Sisters Ann Sebastian and Lynn Ireland also have their own connections with the Kennedys. Each waited on John Jr. years ago - Sebastian at Dunkin' Donuts ("He was with his mother. I was so nervous.") and Lynn at an ice-cream place.
More than 20 years ago, a neighbor who worked for Rose Kennedy gave them a glimpse inside the Kennedy compound here.
John and Caroline's rooms were "simple but beautiful," Ireland said. "The sheers were blowing; it was mystical," she said. "And when you're younger, you're thinking, `Man, I wish I was Caroline.' " Now, it seems Caroline has become more like them: The sisters lost a brother in 1992.
"I think about Caroline, all alone now," Ireland said. "At least I had my sister." They share a warm look, and then one of their daughters calls from the car. Time to get going. "John brought a lot of joy to the family," Ireland said. "So you have to look back and smile."
Paul Palmieri of Providence, R.I., has been coming to the Cape all his life.
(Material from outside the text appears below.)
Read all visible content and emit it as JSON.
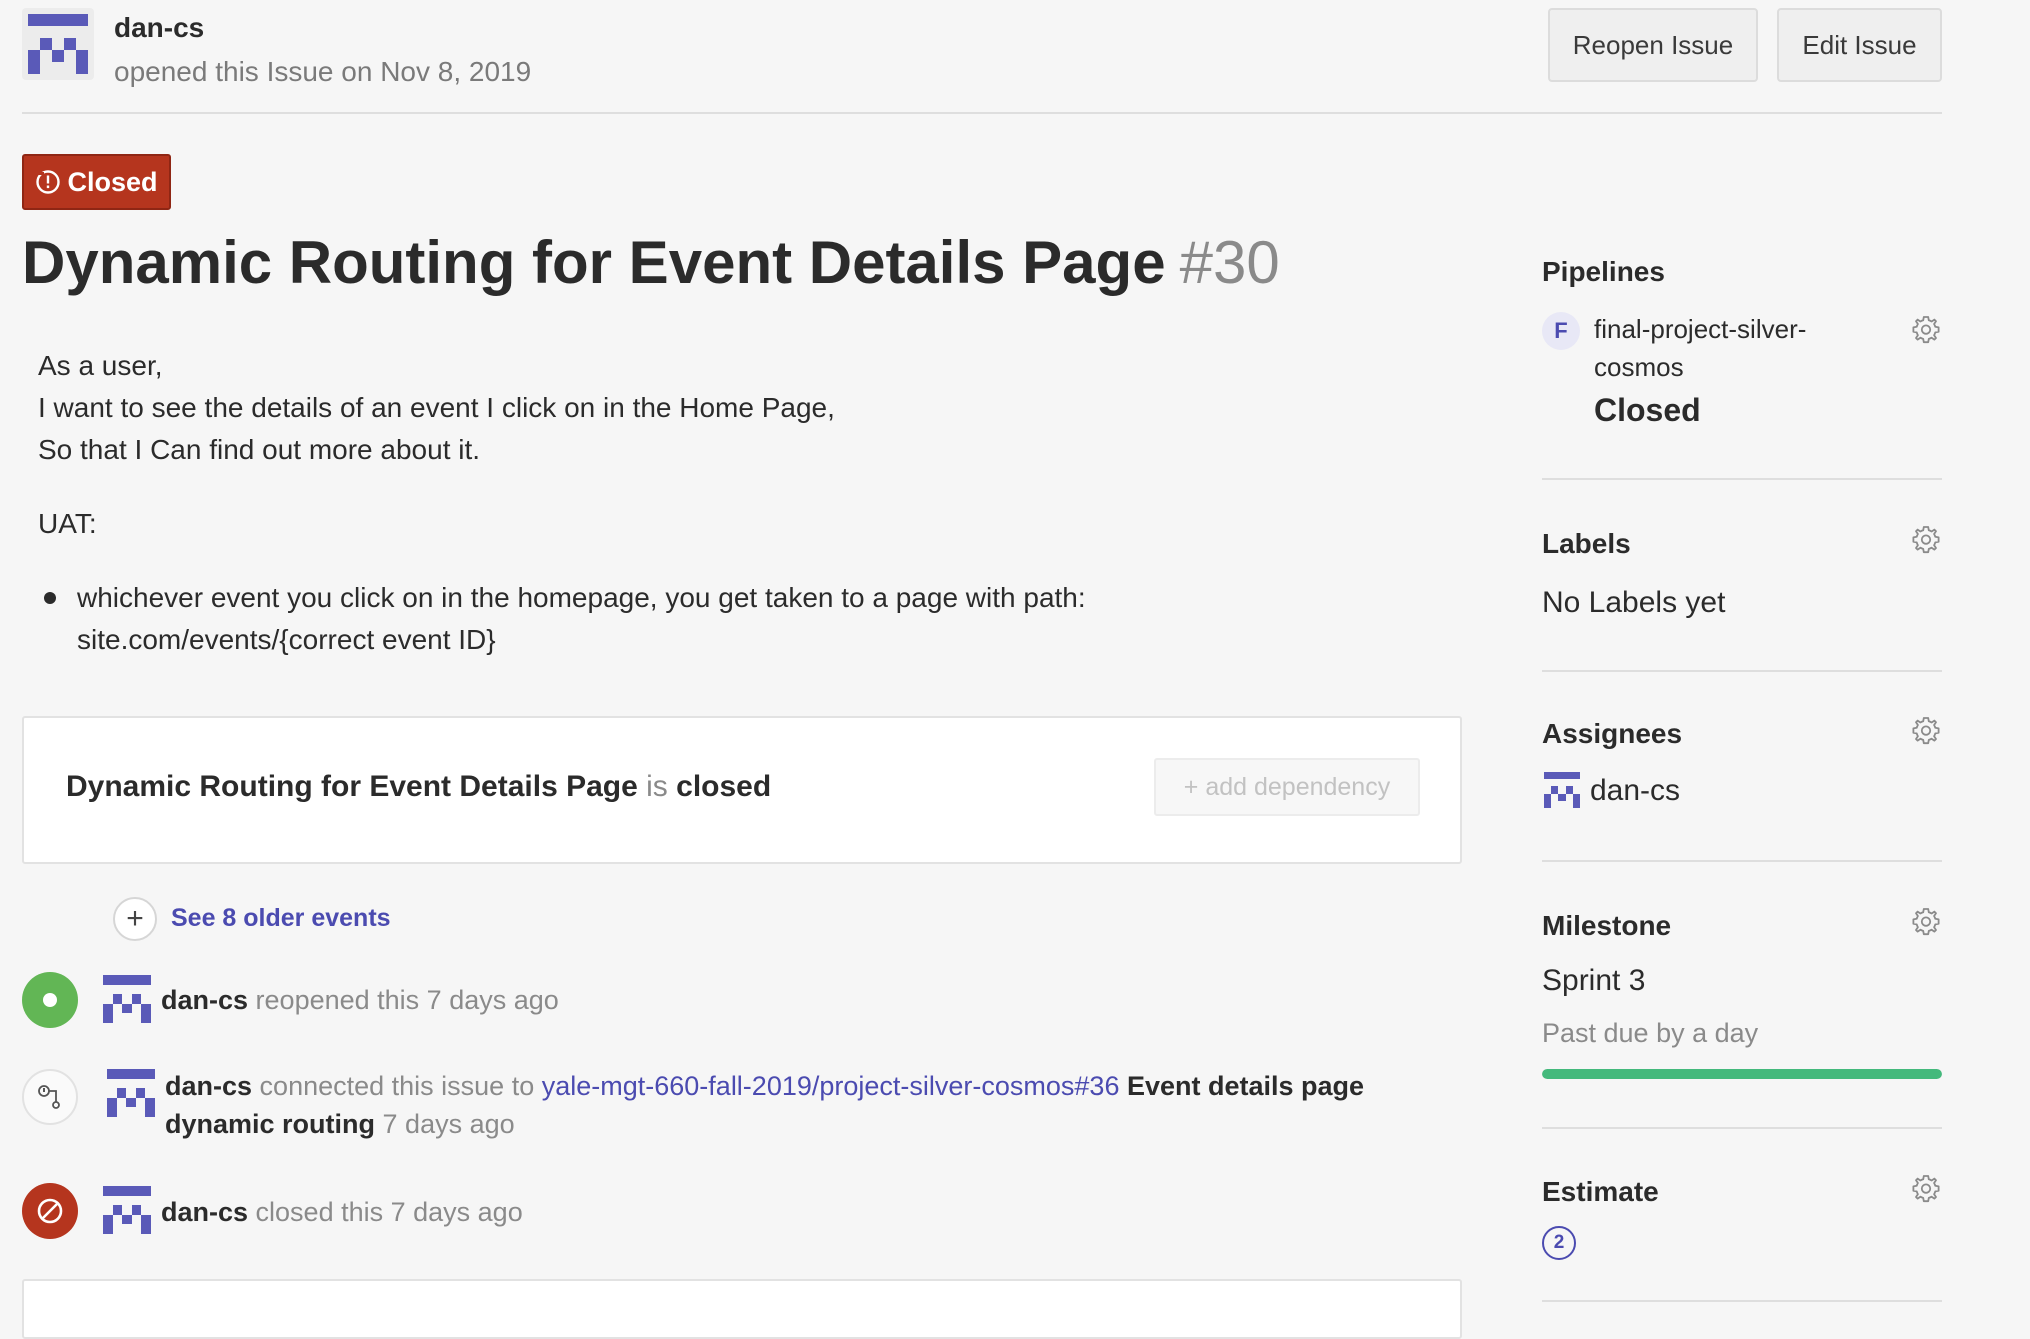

At 38, he has felt the same age connection with John Jr. that I have.
"You can relate to him," Palmieri said. "I watched his college graduation in 1983 and thought, `OK, that's when I graduated.' His life seemed close to mine."
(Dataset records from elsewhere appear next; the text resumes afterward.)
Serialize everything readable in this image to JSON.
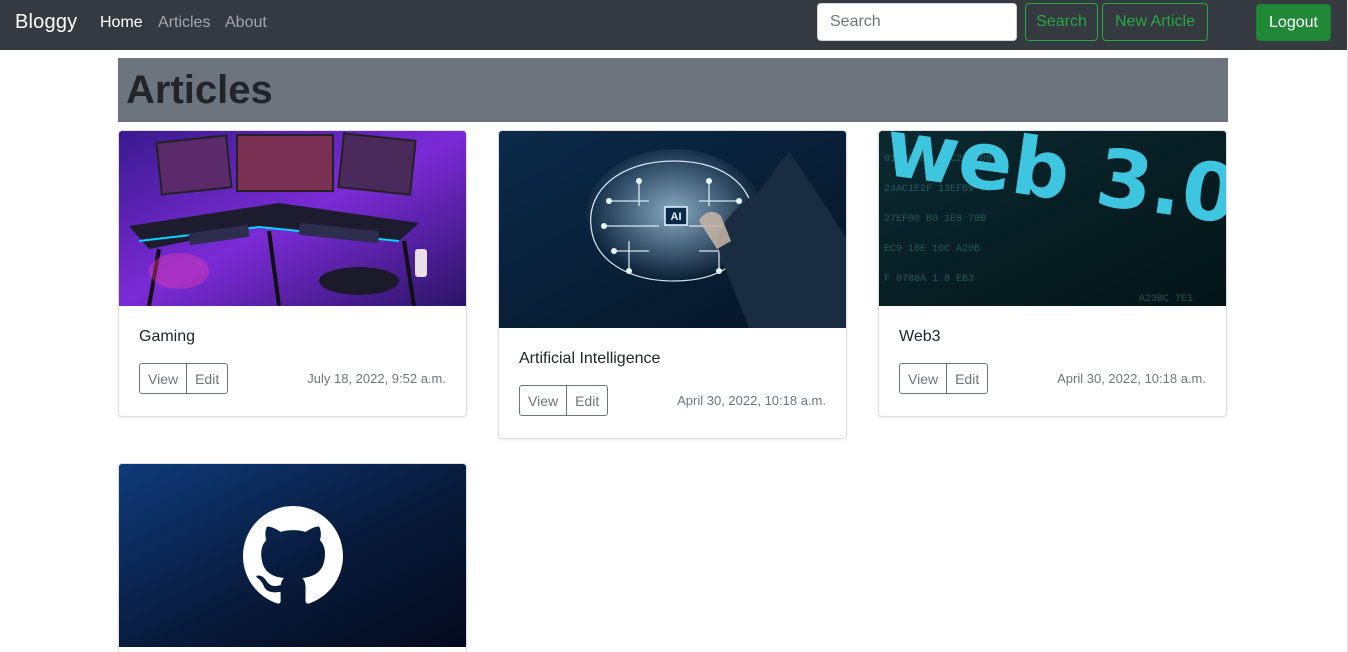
{
  "nav": {
    "brand": "Bloggy",
    "links": [
      "Home",
      "Articles",
      "About"
    ],
    "search_placeholder": "Search",
    "search_button": "Search",
    "new_article_button": "New Article",
    "logout_button": "Logout"
  },
  "page": {
    "title": "Articles"
  },
  "articles": [
    {
      "title": "Gaming",
      "view_label": "View",
      "edit_label": "Edit",
      "date": "July 18, 2022, 9:52 a.m.",
      "image_icon": "gaming-setup-image"
    },
    {
      "title": "Artificial Intelligence",
      "view_label": "View",
      "edit_label": "Edit",
      "date": "April 30, 2022, 10:18 a.m.",
      "image_icon": "ai-brain-image",
      "image_text": "AI"
    },
    {
      "title": "Web3",
      "view_label": "View",
      "edit_label": "Edit",
      "date": "April 30, 2022, 10:18 a.m.",
      "image_icon": "web3-image",
      "image_text": "web 3.0"
    },
    {
      "image_icon": "github-logo-image"
    }
  ],
  "colors": {
    "navbar": "#343a40",
    "accent": "#28a745",
    "logout": "#218838",
    "header_bar": "#6c757d"
  }
}
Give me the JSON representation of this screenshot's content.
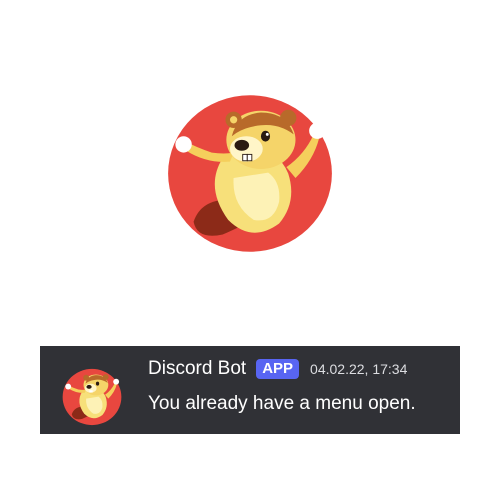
{
  "bot": {
    "avatar_icon": "beaver-mascot-icon"
  },
  "message": {
    "username": "Discord Bot",
    "badge": "APP",
    "timestamp": "04.02.22, 17:34",
    "text": "You already have a menu open."
  },
  "colors": {
    "avatar_background": "#e8473f",
    "message_background": "#303136",
    "badge": "#5865f2"
  }
}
On Sunday morning, Palmieri watched the television for news of the crash. When he came back, he noticed that television was carrying the dates, 1960-1999, under Kennedy's photo. "That's when we knew," he said. "This is a loss to our generation."
Still, he refused to believe that it was a loss; that Kennedy was really gone.
"You know what I'm hoping?" Palmieri asked. "I'm hoping he got so tired of the media, that he just parachuted somewhere to start a new life."
"But that would be hopeful thinking," said his girlfriend, Carrie Sylvester.
Outside the picket fence of the compound, people stuck flowers in the gates that occasionally opened for a family member, or friend, or worker cleaning up after the wedding that never was. Neighborhood kids peddled $2 bottles of water to weary reporters, some of them out-of-towners who puzzled over the simplicity of the Kennedy houses.
"All my life, I've heard about the Kennedy compound and I guess this is it," said a woman from Chicago. "So there are shingles all over the place. So that's a Cape Cod. I never knew what it meant."
Richard Burnett of Mountain Home, Ark., rented a house at Cape Cod for the first time this year. "It's a lovely old place," he said. "Kids are here with their grandparents, their great-grandparents. It's the thing to do.
"You drive by some houses, and they were built in 1743, 1780. There's a sense of history here.
"And I guess," he said, nodding toward the compound, "they are still making it."
I left Hyannis Port in time for my father's 70th birthday party at our family home, a small, sand-strewn cottage 15 miles away.
There was lobster and champagne and presents, and near the end of the evening, my father raised a glass. All he wanted, he said, was for all of us to be together, here at the Cape, like always.
It seemed like a simple request, before Friday.